Blotting her eyes, Mom scowled. “Respect her? Hmmph.”
“Enough,” Joshua said. “Please.”
Mouth turned up scornfully, muttering under her breath, Mom stuffed her handkerchief back into her purse. Her tears had ceased as quickly as if they had been produced by a water faucet that you could turn on or off at will.
“I don’t mean to be rude,” Joshua said. “But I have to go inside and work on some important things. I can’t have any company right now.”
“You ain’t even gonna let us in?” Mom looked toward the front door. He could see her desire to pick apart whatever she found in the house gleaming like hunger in her eyes.
“Not today,” he said.
“Our door’s always been open to you, baby,” she said. “You gonna turn us away like we strangers?”
“Mom, give it a rest, all right? I’ll call you when things settle down again.”
She glared at him, jaws set like stone.
He matched her angry stare without blinking.
Finally, she shrugged.
“Fine. Whatever you say, Mr. Man. Earl, let’s go, since we ain’t been
invited.”
Dad grunted. “All right, Bernice.”
He helped Mom get into the car, and shut her door. He approached Joshua.
Surprisingly, he shook his hand. “I’m proud of you, boy. You done needed to stand up to your Mama a long time ago.”
“I know.”
“Be careful out there, son, whatever you doin’. Call me if you need somethin’.”

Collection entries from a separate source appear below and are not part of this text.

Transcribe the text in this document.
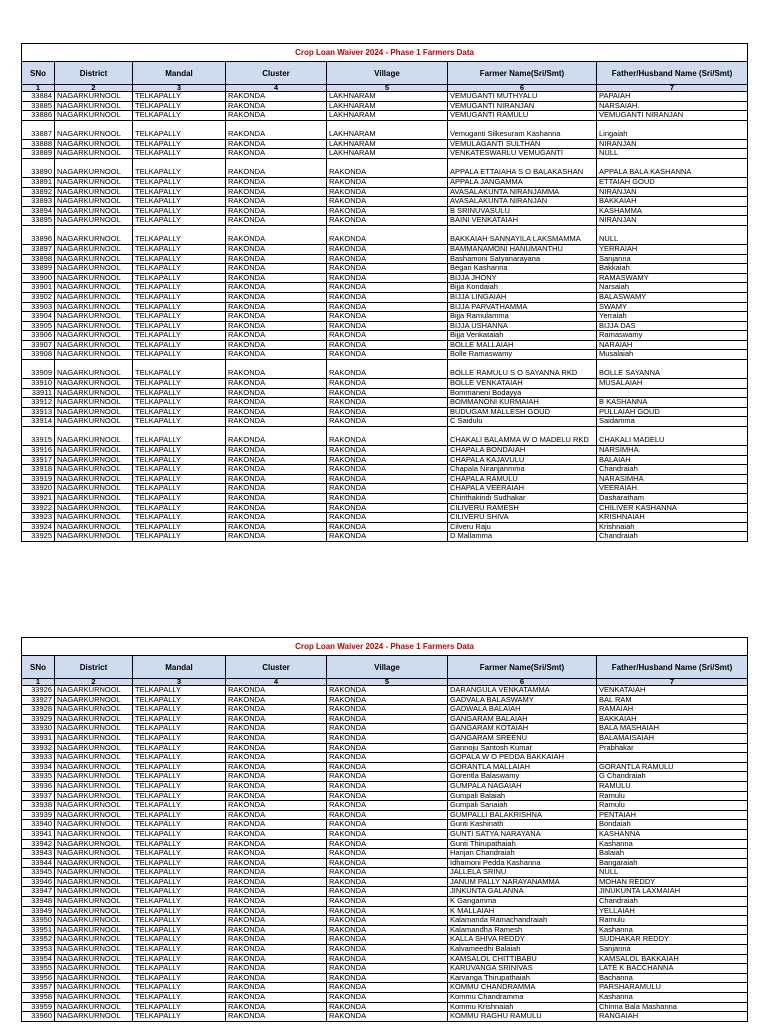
Crop Loan Waiver 2024 - Phase 1 Farmers Data						
SNo	District	Mandal	Cluster	Village	Farmer Name(Sri/Smt)	Father/Husband Name (Sri/Smt)
1	2	3	4	5	6	7
33884	NAGARKURNOOL	TELKAPALLY	RAKONDA	LAKHNARAM	VEMUGANTI MUTHYALU	PAPAIAH
33885	NAGARKURNOOL	TELKAPALLY	RAKONDA	LAKHNARAM	VEMUGANTI NIRANJAN	NARSAIAH.
33886	NAGARKURNOOL	TELKAPALLY	RAKONDA	LAKHNARAM	VEMUGANTI RAMULU	VEMUGANTI NIRANJAN
33887	NAGARKURNOOL	TELKAPALLY	RAKONDA	LAKHNARAM	Vemuganti Silkesuram Kashanna	Lingaiah
33888	NAGARKURNOOL	TELKAPALLY	RAKONDA	LAKHNARAM	VEMULAGANTI SULTHAN	NIRANJAN
33889	NAGARKURNOOL	TELKAPALLY	RAKONDA	LAKHNARAM	VENKATESWARLU VEMUGANTI	NULL
33890	NAGARKURNOOL	TELKAPALLY	RAKONDA	RAKONDA	APPALA ETTAIAHA S O BALAKASHAN	APPALA BALA KASHANNA
33891	NAGARKURNOOL	TELKAPALLY	RAKONDA	RAKONDA	APPALA JANGAMMA	ETTAIAH GOUD
33892	NAGARKURNOOL	TELKAPALLY	RAKONDA	RAKONDA	AVASALAKUNTA NIRANJAMMA	NIRANJAN
33893	NAGARKURNOOL	TELKAPALLY	RAKONDA	RAKONDA	AVASALAKUNTA NIRANJAN	BAKKAIAH
33894	NAGARKURNOOL	TELKAPALLY	RAKONDA	RAKONDA	B SRINUVASULU	KASHAMMA
33895	NAGARKURNOOL	TELKAPALLY	RAKONDA	RAKONDA	BAINI VENKATAIAH	NIRANJAN
33896	NAGARKURNOOL	TELKAPALLY	RAKONDA	RAKONDA	BAKKAIAH SANNAYILA LAKSMAMMA	NULL
33897	NAGARKURNOOL	TELKAPALLY	RAKONDA	RAKONDA	BAMMANAMONI HANUMANTHU	YERRAIAH
33898	NAGARKURNOOL	TELKAPALLY	RAKONDA	RAKONDA	Bashamoni Satyanarayana	Sanjanna
33899	NAGARKURNOOL	TELKAPALLY	RAKONDA	RAKONDA	Begari Kashanna	Bakkaiah
33900	NAGARKURNOOL	TELKAPALLY	RAKONDA	RAKONDA	BIJJA JHONY	RAMASWAMY
33901	NAGARKURNOOL	TELKAPALLY	RAKONDA	RAKONDA	Bijja Kondaiah	Narsaiah
33902	NAGARKURNOOL	TELKAPALLY	RAKONDA	RAKONDA	BIJJA LINGAIAH	BALASWAMY
33903	NAGARKURNOOL	TELKAPALLY	RAKONDA	RAKONDA	BIJJA PARVATHAMMA	SWAMY
33904	NAGARKURNOOL	TELKAPALLY	RAKONDA	RAKONDA	Bijja Ramulamma	Yerraiah
33905	NAGARKURNOOL	TELKAPALLY	RAKONDA	RAKONDA	BIJJA USHANNA	BIJJA DAS
33906	NAGARKURNOOL	TELKAPALLY	RAKONDA	RAKONDA	Bijja Venkataiah	Ramaswamy
33907	NAGARKURNOOL	TELKAPALLY	RAKONDA	RAKONDA	BOLLE MALLAIAH	NARAIAH
33908	NAGARKURNOOL	TELKAPALLY	RAKONDA	RAKONDA	Bolle Ramaswamy	Musalaiah
33909	NAGARKURNOOL	TELKAPALLY	RAKONDA	RAKONDA	BOLLE RAMULU S O SAYANNA RKD	BOLLE SAYANNA
33910	NAGARKURNOOL	TELKAPALLY	RAKONDA	RAKONDA	BOLLE VENKATAIAH	MUSALAIAH
33911	NAGARKURNOOL	TELKAPALLY	RAKONDA	RAKONDA	Bommaneni Bodayya	
33912	NAGARKURNOOL	TELKAPALLY	RAKONDA	RAKONDA	BOMMANONI KURMAIAH	B KASHANNA
33913	NAGARKURNOOL	TELKAPALLY	RAKONDA	RAKONDA	BUDUGAM MALLESH GOUD	PULLAIAH GOUD
33914	NAGARKURNOOL	TELKAPALLY	RAKONDA	RAKONDA	C Saidulu	Saidamma
33915	NAGARKURNOOL	TELKAPALLY	RAKONDA	RAKONDA	CHAKALI BALAMMA W O MADELU RKD	CHAKALI MADELU
33916	NAGARKURNOOL	TELKAPALLY	RAKONDA	RAKONDA	CHAPALA BONDAIAH	NARSIMHA.
33917	NAGARKURNOOL	TELKAPALLY	RAKONDA	RAKONDA	CHAPALA KAJAVULU	BALAIAH
33918	NAGARKURNOOL	TELKAPALLY	RAKONDA	RAKONDA	Chapala Niranjanmma	Chandraiah
33919	NAGARKURNOOL	TELKAPALLY	RAKONDA	RAKONDA	CHAPALA RAMULU	NARASIMHA
33920	NAGARKURNOOL	TELKAPALLY	RAKONDA	RAKONDA	CHAPALA VEERAIAH	VEERAIAH.
33921	NAGARKURNOOL	TELKAPALLY	RAKONDA	RAKONDA	Chinthakindi Sudhakar	Dasharatham
33922	NAGARKURNOOL	TELKAPALLY	RAKONDA	RAKONDA	CILIVERU RAMESH	CHILIVER KASHANNA
33923	NAGARKURNOOL	TELKAPALLY	RAKONDA	RAKONDA	CILIVERU SHIVA	KRISHNAIAH
33924	NAGARKURNOOL	TELKAPALLY	RAKONDA	RAKONDA	Cilveru Raju	Krishnaiah
33925	NAGARKURNOOL	TELKAPALLY	RAKONDA	RAKONDA	D Mallamma	Chandraiah
Crop Loan Waiver 2024 - Phase 1 Farmers Data						
SNo	District	Mandal	Cluster	Village	Farmer Name(Sri/Smt)	Father/Husband Name (Sri/Smt)
1	2	3	4	5	6	7
33926	NAGARKURNOOL	TELKAPALLY	RAKONDA	RAKONDA	DARANGULA VENKATAMMA	VENKATAIAH
33927	NAGARKURNOOL	TELKAPALLY	RAKONDA	RAKONDA	GADVALA BALASWAMY	BAL RAM
33928	NAGARKURNOOL	TELKAPALLY	RAKONDA	RAKONDA	GADWALA BALAIAH	RAMAIAH
33929	NAGARKURNOOL	TELKAPALLY	RAKONDA	RAKONDA	GANGARAM BALAIAH	BAKKAIAH
33930	NAGARKURNOOL	TELKAPALLY	RAKONDA	RAKONDA	GANGARAM KOTAIAH	BALA MASHAIAH
33931	NAGARKURNOOL	TELKAPALLY	RAKONDA	RAKONDA	GANGARAM SREENU	BALAMAISAIAH
33932	NAGARKURNOOL	TELKAPALLY	RAKONDA	RAKONDA	Gannoju Santosh Kumar	Prabhakar
33933	NAGARKURNOOL	TELKAPALLY	RAKONDA	RAKONDA	GOPALA W O PEDDA BAKKAIAH	
33934	NAGARKURNOOL	TELKAPALLY	RAKONDA	RAKONDA	GORANTLA MALLAIAH	GORANTLA RAMULU
33935	NAGARKURNOOL	TELKAPALLY	RAKONDA	RAKONDA	Gorentla Balaswamy	G Chandraiah
33936	NAGARKURNOOL	TELKAPALLY	RAKONDA	RAKONDA	GUMPALA NAGAIAH	RAMULU
33937	NAGARKURNOOL	TELKAPALLY	RAKONDA	RAKONDA	Gumpali Balaiah	Ramulu
33938	NAGARKURNOOL	TELKAPALLY	RAKONDA	RAKONDA	Gumpali Sanaiah	Ramulu
33939	NAGARKURNOOL	TELKAPALLY	RAKONDA	RAKONDA	GUMPALLI BALAKRISHNA	PENTAIAH
33940	NAGARKURNOOL	TELKAPALLY	RAKONDA	RAKONDA	Gunti Kashinath	Bondaiah
33941	NAGARKURNOOL	TELKAPALLY	RAKONDA	RAKONDA	GUNTI SATYA NARAYANA	KASHANNA
33942	NAGARKURNOOL	TELKAPALLY	RAKONDA	RAKONDA	Gunti Thirupathaiah	Kashanna
33943	NAGARKURNOOL	TELKAPALLY	RAKONDA	RAKONDA	Harijan Chandraiah	Balaiah
33944	NAGARKURNOOL	TELKAPALLY	RAKONDA	RAKONDA	Idhamoni Pedda Kashanna	Bangaraiah
33945	NAGARKURNOOL	TELKAPALLY	RAKONDA	RAKONDA	JALLELA SRINU	NULL
33946	NAGARKURNOOL	TELKAPALLY	RAKONDA	RAKONDA	JANUM PALLY NARAYANAMMA	MOHAN REDDY
33947	NAGARKURNOOL	TELKAPALLY	RAKONDA	RAKONDA	JINKUNTA GALANNA	JINUKUNTA LAXMAIAH
33948	NAGARKURNOOL	TELKAPALLY	RAKONDA	RAKONDA	K Gangamma	Chandraiah
33949	NAGARKURNOOL	TELKAPALLY	RAKONDA	RAKONDA	K MALLAIAH	YELLAIAH
33950	NAGARKURNOOL	TELKAPALLY	RAKONDA	RAKONDA	Kalamanda Ramachandraiah	Ramulu
33951	NAGARKURNOOL	TELKAPALLY	RAKONDA	RAKONDA	Kalamandha Ramesh	Kashanna
33952	NAGARKURNOOL	TELKAPALLY	RAKONDA	RAKONDA	KALLA SHIVA REDDY	SUDHAKAR REDDY
33953	NAGARKURNOOL	TELKAPALLY	RAKONDA	RAKONDA	Kalvameedhi Balaiah	Sanjanna
33954	NAGARKURNOOL	TELKAPALLY	RAKONDA	RAKONDA	KAMSALOL CHITTIBABU	KAMSALOL BAKKAIAH
33955	NAGARKURNOOL	TELKAPALLY	RAKONDA	RAKONDA	KARUVANGA SRINIVAS	LATE K BACCHANNA
33956	NAGARKURNOOL	TELKAPALLY	RAKONDA	RAKONDA	Karvanga Thirupathaiah	Bachanna
33957	NAGARKURNOOL	TELKAPALLY	RAKONDA	RAKONDA	KOMMU CHANDRAMMA	PARSHARAMULU
33958	NAGARKURNOOL	TELKAPALLY	RAKONDA	RAKONDA	Kommu Chandramma	Kashanna
33959	NAGARKURNOOL	TELKAPALLY	RAKONDA	RAKONDA	Kommu Krishnaiah	Chinna Bala Mashanna
33960	NAGARKURNOOL	TELKAPALLY	RAKONDA	RAKONDA	KOMMU RAGHU RAMULU	RANGAIAH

“Actually,” Joshua said, “I was wondering if you still have that handgun you used to keep in the house?”
“That .357? ’Course I do. Man gotta have his guns. Wanted to teach you all about that, but your mama . . .” Dad cast a look toward the car. “Well, you know how she is.”
“Can I borrow it? I wanted to pick up a piece myself, but I doubt a gun shop would sell me anything if I walked in looking like this.”
“Stop by the garage later tonight. ’Round ten. She’ll be sleep.”
Joshua smiled, though it hurt his bruised face to do so. “I’ll be there.”